The dollar climbed against major European currencies on Monday, hitting a fresh 18-month high against the euro, with the prospect of higher U.S. interest rates continuing to attract yield-hungry investors.

In the absence of first-tier U.S. economic data, traders followed the bearish euro trend of the past three sessions. Last week the euro made its worst performance against the dollar in two months.

"Surely it does not look like this euro has any upside momentum whatsoever. There is inherent pressure on this euro," said Manfred Wolf, director of foreign exchange at HVB Group.

By 1537 GMT, the euro had fallen as low as $1.1776, the lowest level since May 2004. However, the next 20 points lower in the euro could be a slow grind, with the $1.1759 level, below which would be a two-year low, marking firm support, traders said.

Even slightly below there, a trader cited talk of large triggers on barrier options worth 3 billion euros at $1.1750 that would likely be defended.

The dollar was around 117.72 yen, down 0.4 percent from Friday on profit taking after climbing as high as 118.38 yen, its highest since August 2003.

The euro was buying around 138.97 yen , down about 0.6 percent.

The dollar backed away fairly quickly from its highs against the yen but until the Federal Reserve signals otherwise and the cost of borrowing in Europe and Japan starts rising, prospects for even higher U.S. rates will keep buoying the dollar, traders and analysts said.

"The U.S. rate argument is unequivocal.
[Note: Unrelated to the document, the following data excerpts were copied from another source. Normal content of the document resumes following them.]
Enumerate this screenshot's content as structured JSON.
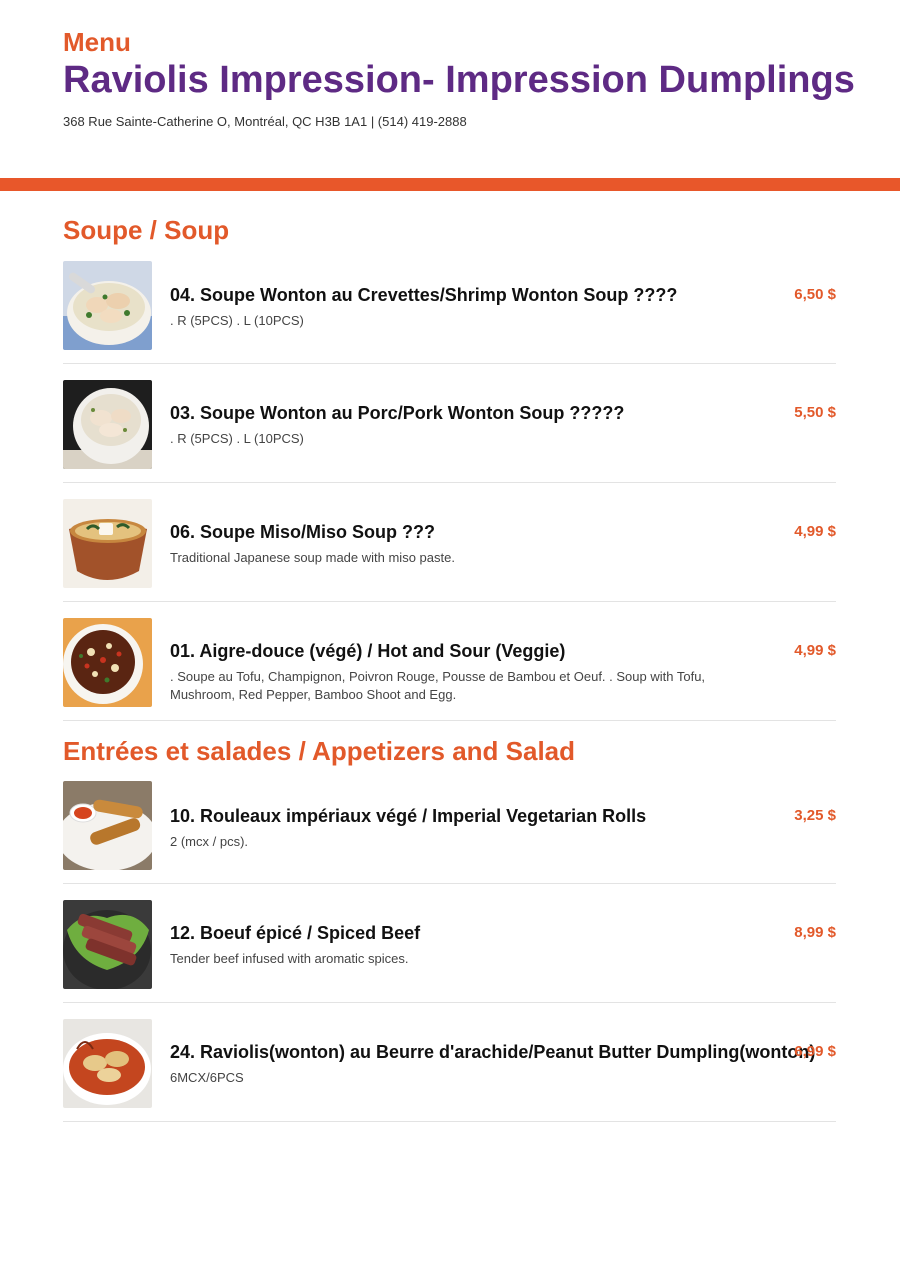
{
  "header": {
    "menu_label": "Menu",
    "restaurant_name": "Raviolis Impression- Impression Dumplings",
    "address": "368 Rue Sainte-Catherine O, Montréal, QC H3B 1A1 | (514) 419-2888"
  },
  "colors": {
    "accent": "#e2592a",
    "brand": "#5e2a84",
    "bar": "#e8572a"
  },
  "sections": [
    {
      "title": "Soupe / Soup",
      "items": [
        {
          "name": "04. Soupe Wonton au Crevettes/Shrimp Wonton Soup ????",
          "price": "6,50 $",
          "description": ". R (5PCS) . L (10PCS)",
          "image": "shrimp-wonton-soup-photo"
        },
        {
          "name": "03. Soupe Wonton au Porc/Pork Wonton Soup ?????",
          "price": "5,50 $",
          "description": ". R (5PCS) . L (10PCS)",
          "image": "pork-wonton-soup-photo"
        },
        {
          "name": "06. Soupe Miso/Miso Soup ???",
          "price": "4,99 $",
          "description": "Traditional Japanese soup made with miso paste.",
          "image": "miso-soup-photo"
        },
        {
          "name": "01. Aigre-douce (végé) / Hot and Sour (Veggie)",
          "price": "4,99 $",
          "description": ". Soupe au Tofu, Champignon, Poivron Rouge, Pousse de Bambou et Oeuf. . Soup with Tofu, Mushroom, Red Pepper, Bamboo Shoot and Egg.",
          "image": "hot-and-sour-soup-photo"
        }
      ]
    },
    {
      "title": "Entrées et salades / Appetizers and Salad",
      "items": [
        {
          "name": "10. Rouleaux impériaux végé / Imperial Vegetarian Rolls",
          "price": "3,25 $",
          "description": "2 (mcx / pcs).",
          "image": "imperial-rolls-photo"
        },
        {
          "name": "12. Boeuf épicé / Spiced Beef",
          "price": "8,99 $",
          "description": "Tender beef infused with aromatic spices.",
          "image": "spiced-beef-photo"
        },
        {
          "name": "24. Raviolis(wonton) au Beurre d'arachide/Peanut Butter Dumpling(wonton)",
          "price": "6,99 $",
          "description": "6MCX/6PCS",
          "image": "peanut-butter-dumpling-photo"
        }
      ]
    }
  ]
}
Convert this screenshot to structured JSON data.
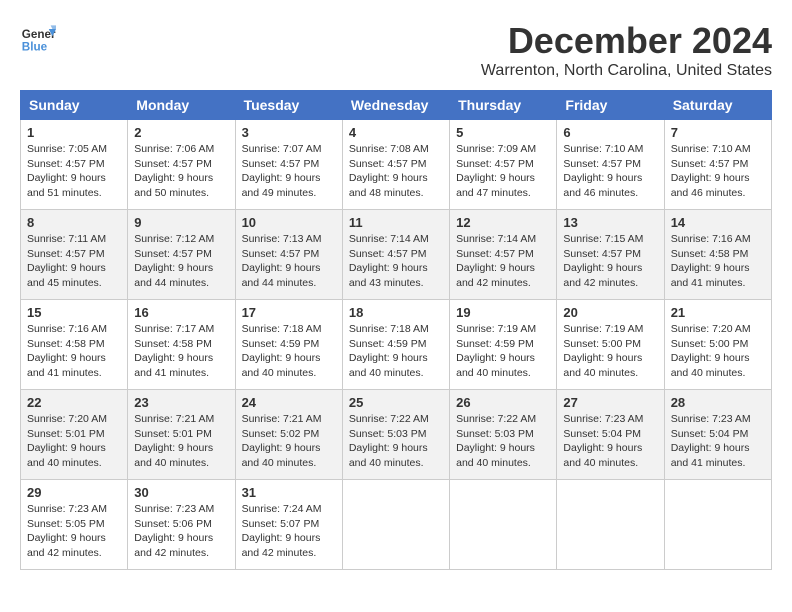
{
  "header": {
    "logo_general": "General",
    "logo_blue": "Blue",
    "month_year": "December 2024",
    "location": "Warrenton, North Carolina, United States"
  },
  "days_of_week": [
    "Sunday",
    "Monday",
    "Tuesday",
    "Wednesday",
    "Thursday",
    "Friday",
    "Saturday"
  ],
  "weeks": [
    [
      {
        "day": "1",
        "sunrise": "7:05 AM",
        "sunset": "4:57 PM",
        "daylight": "9 hours and 51 minutes."
      },
      {
        "day": "2",
        "sunrise": "7:06 AM",
        "sunset": "4:57 PM",
        "daylight": "9 hours and 50 minutes."
      },
      {
        "day": "3",
        "sunrise": "7:07 AM",
        "sunset": "4:57 PM",
        "daylight": "9 hours and 49 minutes."
      },
      {
        "day": "4",
        "sunrise": "7:08 AM",
        "sunset": "4:57 PM",
        "daylight": "9 hours and 48 minutes."
      },
      {
        "day": "5",
        "sunrise": "7:09 AM",
        "sunset": "4:57 PM",
        "daylight": "9 hours and 47 minutes."
      },
      {
        "day": "6",
        "sunrise": "7:10 AM",
        "sunset": "4:57 PM",
        "daylight": "9 hours and 46 minutes."
      },
      {
        "day": "7",
        "sunrise": "7:10 AM",
        "sunset": "4:57 PM",
        "daylight": "9 hours and 46 minutes."
      }
    ],
    [
      {
        "day": "8",
        "sunrise": "7:11 AM",
        "sunset": "4:57 PM",
        "daylight": "9 hours and 45 minutes."
      },
      {
        "day": "9",
        "sunrise": "7:12 AM",
        "sunset": "4:57 PM",
        "daylight": "9 hours and 44 minutes."
      },
      {
        "day": "10",
        "sunrise": "7:13 AM",
        "sunset": "4:57 PM",
        "daylight": "9 hours and 44 minutes."
      },
      {
        "day": "11",
        "sunrise": "7:14 AM",
        "sunset": "4:57 PM",
        "daylight": "9 hours and 43 minutes."
      },
      {
        "day": "12",
        "sunrise": "7:14 AM",
        "sunset": "4:57 PM",
        "daylight": "9 hours and 42 minutes."
      },
      {
        "day": "13",
        "sunrise": "7:15 AM",
        "sunset": "4:57 PM",
        "daylight": "9 hours and 42 minutes."
      },
      {
        "day": "14",
        "sunrise": "7:16 AM",
        "sunset": "4:58 PM",
        "daylight": "9 hours and 41 minutes."
      }
    ],
    [
      {
        "day": "15",
        "sunrise": "7:16 AM",
        "sunset": "4:58 PM",
        "daylight": "9 hours and 41 minutes."
      },
      {
        "day": "16",
        "sunrise": "7:17 AM",
        "sunset": "4:58 PM",
        "daylight": "9 hours and 41 minutes."
      },
      {
        "day": "17",
        "sunrise": "7:18 AM",
        "sunset": "4:59 PM",
        "daylight": "9 hours and 40 minutes."
      },
      {
        "day": "18",
        "sunrise": "7:18 AM",
        "sunset": "4:59 PM",
        "daylight": "9 hours and 40 minutes."
      },
      {
        "day": "19",
        "sunrise": "7:19 AM",
        "sunset": "4:59 PM",
        "daylight": "9 hours and 40 minutes."
      },
      {
        "day": "20",
        "sunrise": "7:19 AM",
        "sunset": "5:00 PM",
        "daylight": "9 hours and 40 minutes."
      },
      {
        "day": "21",
        "sunrise": "7:20 AM",
        "sunset": "5:00 PM",
        "daylight": "9 hours and 40 minutes."
      }
    ],
    [
      {
        "day": "22",
        "sunrise": "7:20 AM",
        "sunset": "5:01 PM",
        "daylight": "9 hours and 40 minutes."
      },
      {
        "day": "23",
        "sunrise": "7:21 AM",
        "sunset": "5:01 PM",
        "daylight": "9 hours and 40 minutes."
      },
      {
        "day": "24",
        "sunrise": "7:21 AM",
        "sunset": "5:02 PM",
        "daylight": "9 hours and 40 minutes."
      },
      {
        "day": "25",
        "sunrise": "7:22 AM",
        "sunset": "5:03 PM",
        "daylight": "9 hours and 40 minutes."
      },
      {
        "day": "26",
        "sunrise": "7:22 AM",
        "sunset": "5:03 PM",
        "daylight": "9 hours and 40 minutes."
      },
      {
        "day": "27",
        "sunrise": "7:23 AM",
        "sunset": "5:04 PM",
        "daylight": "9 hours and 40 minutes."
      },
      {
        "day": "28",
        "sunrise": "7:23 AM",
        "sunset": "5:04 PM",
        "daylight": "9 hours and 41 minutes."
      }
    ],
    [
      {
        "day": "29",
        "sunrise": "7:23 AM",
        "sunset": "5:05 PM",
        "daylight": "9 hours and 42 minutes."
      },
      {
        "day": "30",
        "sunrise": "7:23 AM",
        "sunset": "5:06 PM",
        "daylight": "9 hours and 42 minutes."
      },
      {
        "day": "31",
        "sunrise": "7:24 AM",
        "sunset": "5:07 PM",
        "daylight": "9 hours and 42 minutes."
      },
      null,
      null,
      null,
      null
    ]
  ]
}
Rates are going to keep on going up for the time being," said Ian Gunner, head of foreign exchange research at Mellon Bank.

In another example of this rate differential, the spread between 2-year U.S. Treasury debt and same maturity euro zone paper widened by about 20 basis points in the past two months.

For 10-year debt, the spread has narrowed slightly in the last few sessions. But from September to now, the spread of Treasuries over euro zone equivalents has widened by about 18 basis points.

Rates, Rates, Rates

The euro was also still smarting after European Central Bank President Jean-Claude Trichet gave little indication after a policy meeting last week that a change in euro-zone rates was in the offing.

Trichet, speaking in Switzerland on Monday, said central banks must stand ready to raise interest rates to head off a rise in inflationary expectations in a solidly growing global economy.

The ECB kept rates at 2 percent, as expected. But some in the market were looking for clues that the central bank was close to its first hike in over two years after a run of upbeat economic data and warnings from ECB officials about inflation risks.

The Fed boosted the cost of borrowing last week for the 12th straight meeting, taking its key rate to 4 percent, and suggested it would keep raising at a measured pace.

"The momentum is pretty strong — the market has turned bullish and this is largely due to their inflation fears and on expectations of higher U.S. interest rates," said Mitul Kotecha, head of global foreign exchange research at Calyon.

Later this week the market will focus on the September U.S. trade balance and import and export price data for October.